Tablier et Saveurs : une cuisine locale, maison, de saison et… un bar à goûter !

Ingénieure de formation, Véronique Tormen a opéré une reconversion dans la cuisine à 30 ans. Après plusieurs expériences professionnelles, la Villeurbannaise a ouvert son premier restaurant en janvier aux Charpennes. « Tablier et Saveurs » mêle la cuisine lyonnaise (mais pas que) et un bar à goûter !

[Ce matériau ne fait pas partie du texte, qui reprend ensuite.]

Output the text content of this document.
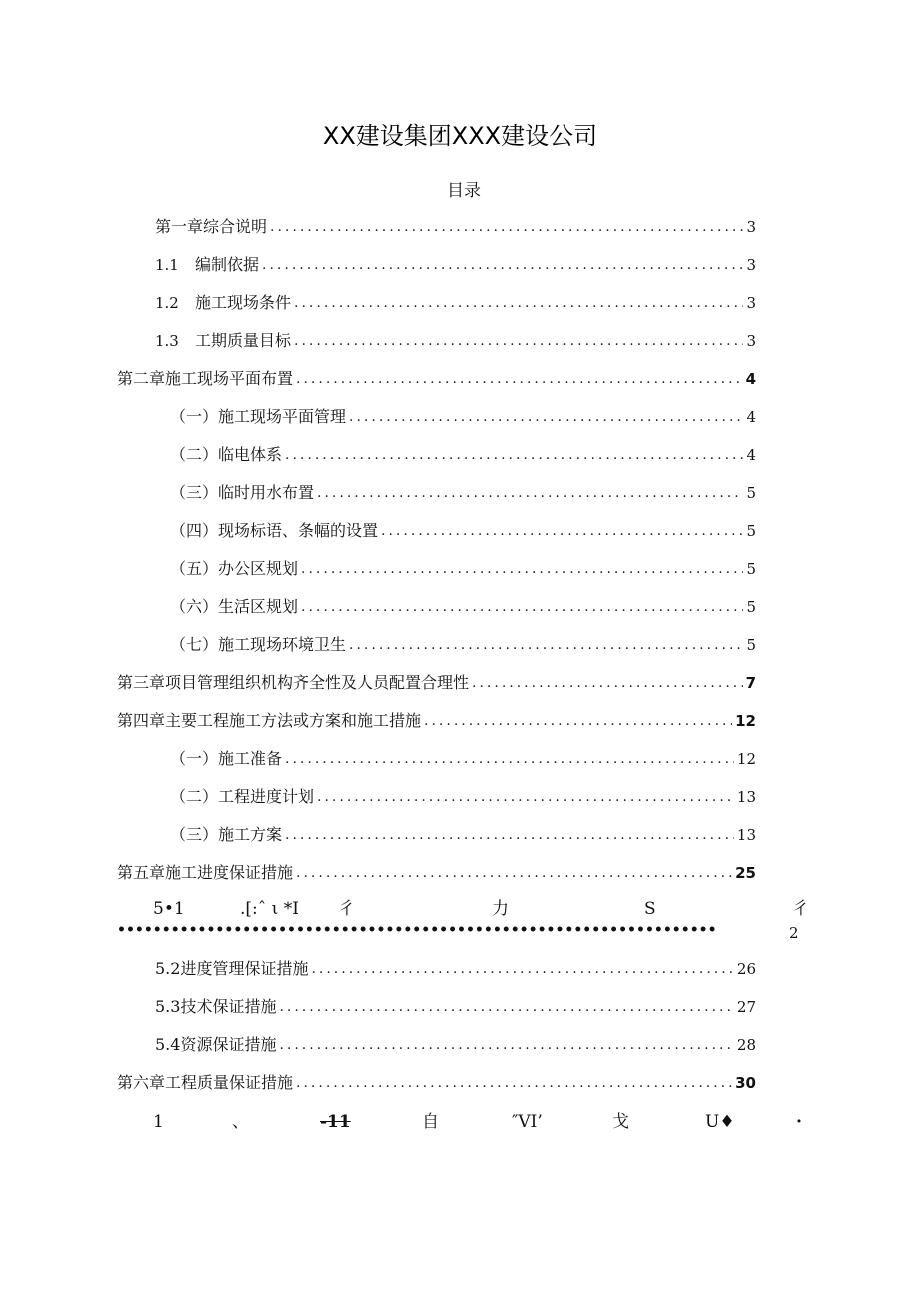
XX建设集团XXX建设公司
目录
第一章综合说明 .....	3
1.1 编制依据 .....	3
1.2 施工现场条件 .....	3
1.3 工期质量目标 .....	3
第二章施工现场平面布置 .....	4
（一）施工现场平面管理 .....	4
（二）临电体系 .....	4
（三）临时用水布置 .....	5
（四）现场标语、条幅的设置 .....	5
（五）办公区规划 .....	5
（六）生活区规划 .....	5
（七）施工现场环境卫生 .....	5
第三章项目管理组织机构齐全性及人员配置合理性 .....	7
第四章主要工程施工方法或方案和施工措施 .....	12
（一）施工准备 .....	12
（二）工程进度计划 .....	13
（三）施工方案 .....	13
第五章施工进度保证措施 .....	25
5.2进度管理保证措施 .....	26
5.3技术保证措施 .....	27
5.4资源保证措施 .....	28
第六章工程质量保证措施 .....	30
5•1	.[:ˆ ι *I 彳	力	S	彳
•••••••••••••••••••••••••••••••••••••••••••••••••••••••••••••••••••	2
1	、	-11	自	″VI’	戈	U♦	·
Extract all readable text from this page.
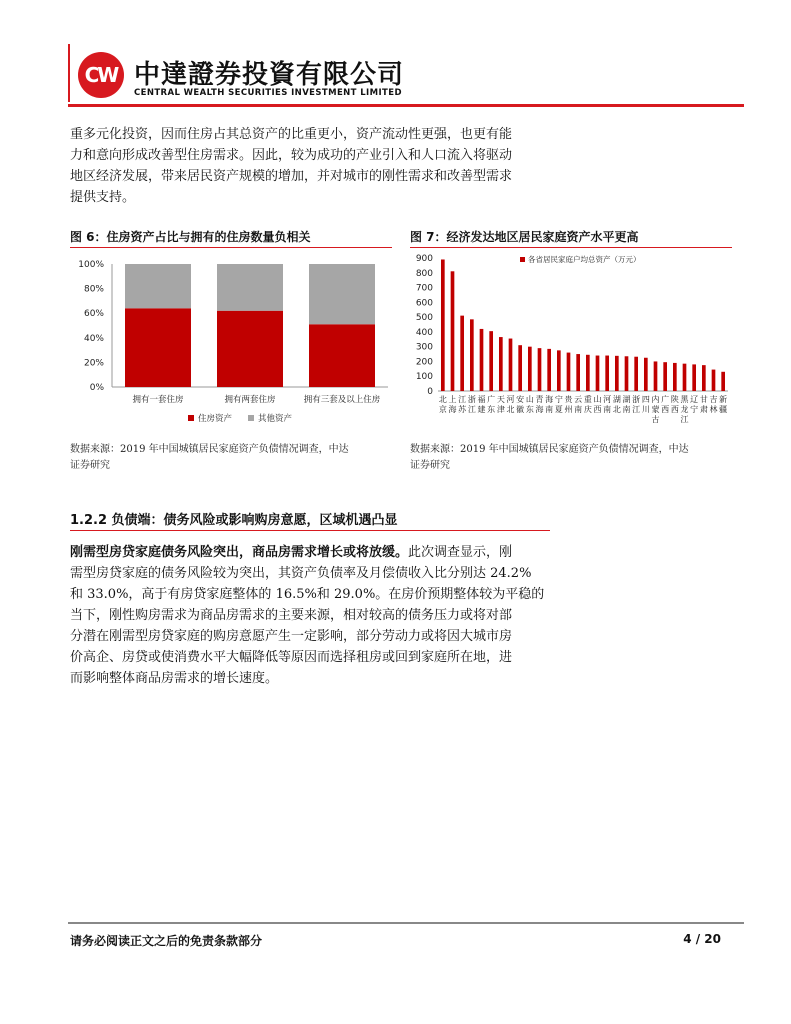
CW 中達證券投資有限公司
CENTRAL WEALTH SECURITIES INVESTMENT LIMITED
重多元化投资，因而住房占其总资产的比重更小，资产流动性更强，也更有能
力和意向形成改善型住房需求。因此，较为成功的产业引入和人口流入将驱动
地区经济发展，带来居民资产规模的增加，并对城市的刚性需求和改善型需求
提供支持。
图 6：住房资产占比与拥有的住房数量负相关
0%
20%
40%
60%
80%
100%
拥有一套住房	拥有两套住房	拥有三套及以上住房
住房资产	其他资产
数据来源：2019 年中国城镇居民家庭资产负债情况调查，中达
证券研究
图 7：经济发达地区居民家庭资产水平更高
0
100
200
300
400
500
600
700
800
900
北
京
上
海
江
苏
浙
江
福
建
广
东
天
津
河
北
安
徽
山
东
青
海
海
南
宁
夏
贵
州
云
南
重
庆
山
西
河
南
湖
北
湖
南
浙
江
四
川
内
蒙
古
广
西
陕
西
黑
龙
江
辽
宁
甘
肃
吉
林
新
疆
各省居民家庭户均总资产（万元）
数据来源：2019 年中国城镇居民家庭资产负债情况调查，中达
证券研究
1.2.2 负债端：债务风险或影响购房意愿，区域机遇凸显
刚需型房贷家庭债务风险突出，商品房需求增长或将放缓。此次调查显示，刚
需型房贷家庭的债务风险较为突出，其资产负债率及月偿债收入比分别达 24.2%
和 33.0%，高于有房贷家庭整体的 16.5%和 29.0%。在房价预期整体较为平稳的
当下，刚性购房需求为商品房需求的主要来源，相对较高的债务压力或将对部
分潜在刚需型房贷家庭的购房意愿产生一定影响，部分劳动力或将因大城市房
价高企、房贷或使消费水平大幅降低等原因而选择租房或回到家庭所在地，进
而影响整体商品房需求的增长速度。
请务必阅读正文之后的免责条款部分	4 / 20
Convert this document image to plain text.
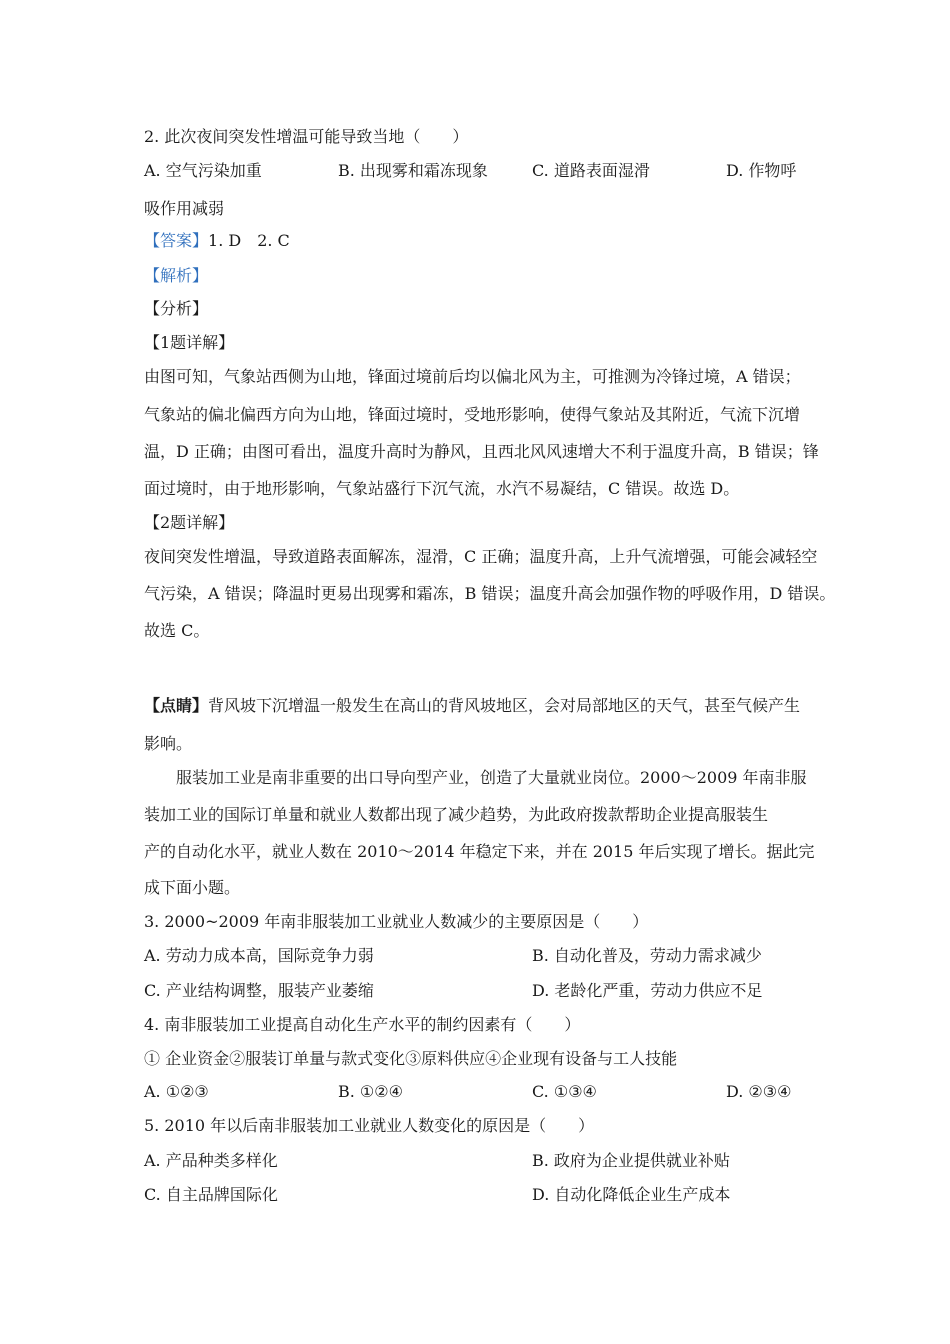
2. 此次夜间突发性增温可能导致当地（　　）
A. 空气污染加重	B. 出现雾和霜冻现象	C. 道路表面湿滑	D. 作物呼
吸作用减弱
【答案】1. D　2. C
【解析】
【分析】
【1题详解】
由图可知，气象站西侧为山地，锋面过境前后均以偏北风为主，可推测为冷锋过境，A 错误；
气象站的偏北偏西方向为山地，锋面过境时，受地形影响，使得气象站及其附近，气流下沉增
温，D 正确；由图可看出，温度升高时为静风，且西北风风速增大不利于温度升高，B 错误；锋
面过境时，由于地形影响，气象站盛行下沉气流，水汽不易凝结，C 错误。故选 D。
【2题详解】
夜间突发性增温，导致道路表面解冻，湿滑，C 正确；温度升高，上升气流增强，可能会减轻空
气污染，A 错误；降温时更易出现雾和霜冻，B 错误；温度升高会加强作物的呼吸作用，D 错误。
故选 C。
【点睛】背风坡下沉增温一般发生在高山的背风坡地区，会对局部地区的天气，甚至气候产生
影响。
服装加工业是南非重要的出口导向型产业，创造了大量就业岗位。2000～2009 年南非服
装加工业的国际订单量和就业人数都出现了减少趋势，为此政府拨款帮助企业提高服装生
产的自动化水平，就业人数在 2010～2014 年稳定下来，并在 2015 年后实现了增长。据此完
成下面小题。
3. 2000~2009 年南非服装加工业就业人数减少的主要原因是（　　）
A. 劳动力成本高，国际竞争力弱	B. 自动化普及，劳动力需求减少
C. 产业结构调整，服装产业萎缩	D. 老龄化严重，劳动力供应不足
4. 南非服装加工业提高自动化生产水平的制约因素有（　　）
① 企业资金②服装订单量与款式变化③原料供应④企业现有设备与工人技能
A. ①②③	B. ①②④	C. ①③④	D. ②③④
5. 2010 年以后南非服装加工业就业人数变化的原因是（　　）
A. 产品种类多样化	B. 政府为企业提供就业补贴
C. 自主品牌国际化	D. 自动化降低企业生产成本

C’est une histoire de reconversion et de passion. Rien ne prédisposait Véronique Tormen a passer derrière les fourneaux. La Grenobloise arrive à Villeurbanne en 2003 pour suivre les cours de l’Insa. Trois ans plus tard, diplôme en poche, elle intègre un cabinet d’étude. « La route, les bouchons, les réunions stériles, la communication par mail avec le collègue du bureau d’à côté… Ce n’était pas pour moi. J’ai fait un stage dans un bouchon lyonnais, chez Georges, et j’ai décidé que je voulais faire de la cuisine mon métier », raconte la cheffe avec son débit de mitraillette. Véronique Tromen va à l’essentiel, dans la vie, comme en cuisine.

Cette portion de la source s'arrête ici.